Watching a close friend’s 18 month old son play with his mother’s iPad and seeing even at that age, he knew what to do with the device made me realise that his childhood, teenage years and adulthood will be very different from mine. Instead of feeling nostalgia for the days when babies played with wooden toys and learned to count on an abacus, I was ridiculously excited for him. He was developing a form of literacy that many adults don’t have, simply because they did not acquire it at a young age.
Twitter this week has been awash with, frankly, polarised opinions on whether mobile phones should be allowed in the classroom as a result of a post on the ‘Scenes from The Battleground’ Education blog entitled ‘The Insanity of Allowing Phones in Class’. The word ‘battleground’ seems oddly appropriate for this debate. One side tuts and shakes their head at what is deemed ‘progressive’ education; the other vehemently defends innovation and flexibility. One could almost imagine that the former is wearing a corduroy jacket and smoking a pipe and the latter is dressed in tie-dye and sandals, copy of The Guardian tucked under a bangled arm. Does it need to be so black and white?
In the debate about the pitfalls and merits of new technologies in the classroom, something gets lost. In the age of the internet, a time of rapid change and development in society, we cannot afford to be so polarised in our opinions about technology and pedagogy. It is simply this: mobiles phones, laptops, palmtops, interactive whiteboards and all of the peripheral equipment are now indispensible items in teaching and indeed, our personal lives. Deciding to block out the existence of mobile phones is like censoring all conversations about sex – the more we avoid something, the more appealing it becomes. We create the taboo and expect children to not be curious. It’s a fairly Victorian concept.
Those of you shaking your heads in disbelief at my ‘progressive’ views should know that I am not standing in my classroom ignoring deviant children while they text each other during my lesson. Creating boundaries is part of our role – but boundaries are not the same thing as limits. We limit children when we prohibit them from using every tool that they have to learn.
I expect children to behave responsibly and to avoid using their phones in my lesson as it is not polite. If I see one, in accordance with the school’s policy, I will ask for it to be put away and explain why it isn’t appropriate. However, there have been times when I have deliberately asked for students to use their mobile phones in a lesson. Studying spoken language in English Language GCSE sometimes requires the use of a voice recorder to record conversations. Lots of students don’t know where that is on their phone and I show them because it is a tool they can use to succeed in their education. Believe it or not, when asked to put phones away at the end of the task, students have done it without fuss.

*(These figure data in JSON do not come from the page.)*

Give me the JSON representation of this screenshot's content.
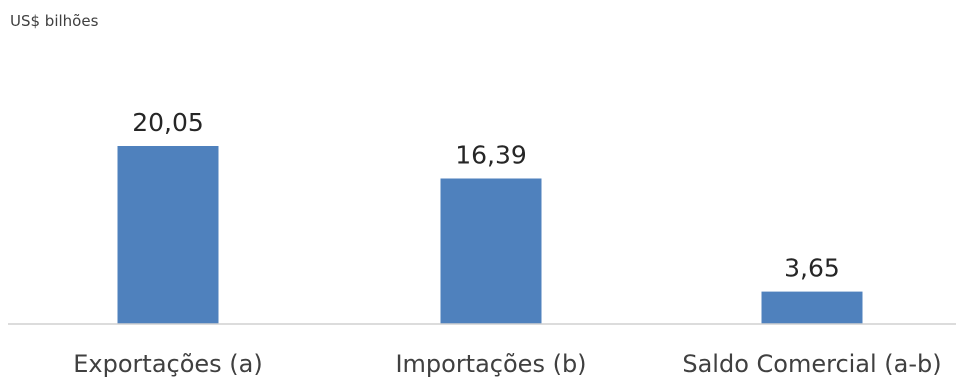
{
  "chart_data": {
    "type": "bar",
    "unit_label": "US$ bilhões",
    "categories": [
      "Exportações (a)",
      "Importações (b)",
      "Saldo Comercial (a-b)"
    ],
    "values": [
      20.05,
      16.39,
      3.65
    ],
    "value_labels": [
      "20,05",
      "16,39",
      "3,65"
    ],
    "ylim": [
      0,
      20.05
    ],
    "grid": false,
    "legend": "none",
    "colors": {
      "bar": "#4f81bd"
    }
  }
}
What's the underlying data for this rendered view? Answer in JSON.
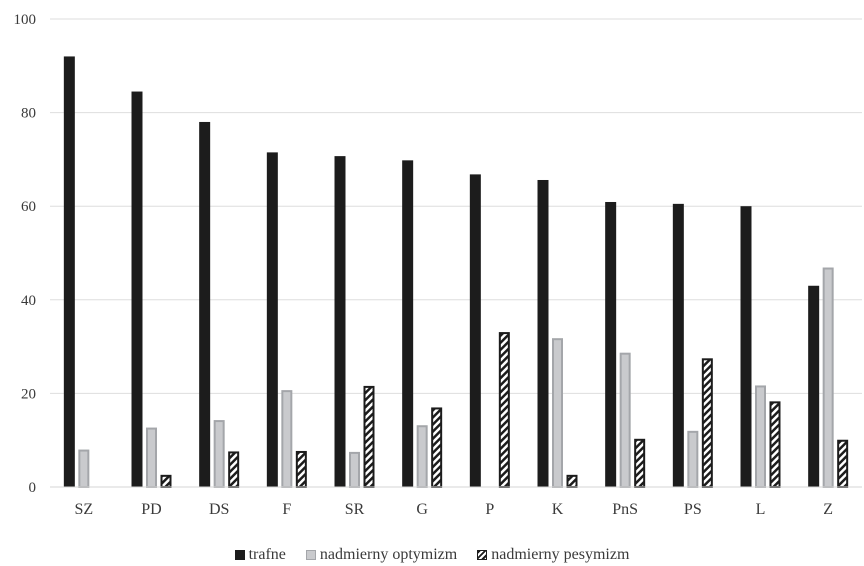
{
  "chart_data": {
    "type": "bar",
    "categories": [
      "SZ",
      "PD",
      "DS",
      "F",
      "SR",
      "G",
      "P",
      "K",
      "PnS",
      "PS",
      "L",
      "Z"
    ],
    "series": [
      {
        "name": "trafne",
        "color": "#1c1c1c",
        "style": "solid",
        "values": [
          92,
          84.5,
          78,
          71.5,
          70.7,
          69.8,
          66.8,
          65.6,
          60.9,
          60.5,
          60,
          43
        ]
      },
      {
        "name": "nadmierny optymizm",
        "color": "#c9cacd",
        "style": "outlined",
        "values": [
          8,
          12.7,
          14.3,
          20.7,
          7.5,
          13.2,
          0,
          31.8,
          28.7,
          12,
          21.7,
          46.9
        ]
      },
      {
        "name": "nadmierny pesymizm",
        "color": "#1c1c1c",
        "style": "hatched",
        "values": [
          0,
          2.6,
          7.6,
          7.7,
          21.6,
          17,
          33.1,
          2.6,
          10.3,
          27.5,
          18.3,
          10.1
        ]
      }
    ],
    "ylim": [
      0,
      100
    ],
    "yticks": [
      "0",
      "20",
      "40",
      "60",
      "80",
      "100"
    ],
    "grid": true,
    "legend_position": "bottom",
    "title": "",
    "xlabel": "",
    "ylabel": ""
  }
}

On a wider scale, the child who has used technology to facilitate their education and is comfortable with it could be seen as a step ahead of a child that has never had that experience. Techno-literacy is now just as important as basic reading and writing, particularly in a world where competition for jobs is fierce. The business world has long bemoaned the lack of basic skills in students, resulting in ‘remedial’ classes for young employees. However, the most common form of training provided to young people in business is in IT, according to the CBI/Pearson Education and Skills Survey. Perhaps this goes some way in showing that we have not spent enough time training our young people to use technologies they will need later in life, precisely because of a snobbery about which kind of literacy is more important. We don’t live in a world in which the three Rs will get you a job immediately. Our young people need techno-literacy to compete and this might just be part of our job as teachers now.
In the next two weeks, I will be teaching one of my English classes about non-fiction and media by asking them to create a documentary, using their mobiles phones to film interviews and to take pictures. I will trust them to use their phones sensibly by reminding them of the consequences of inappropriate use. I will use technology to facilitate the writing of explanation in the form of ‘voiceovers’, which they will record on their phones and save on a memory stick. I know that writing improves when it is relevant to a child’s life and has a real life context, so why would I shy away from using this vital piece of equipment that all of my students have?
And before you ask, no – I am not wearing either tie-dye or sandals.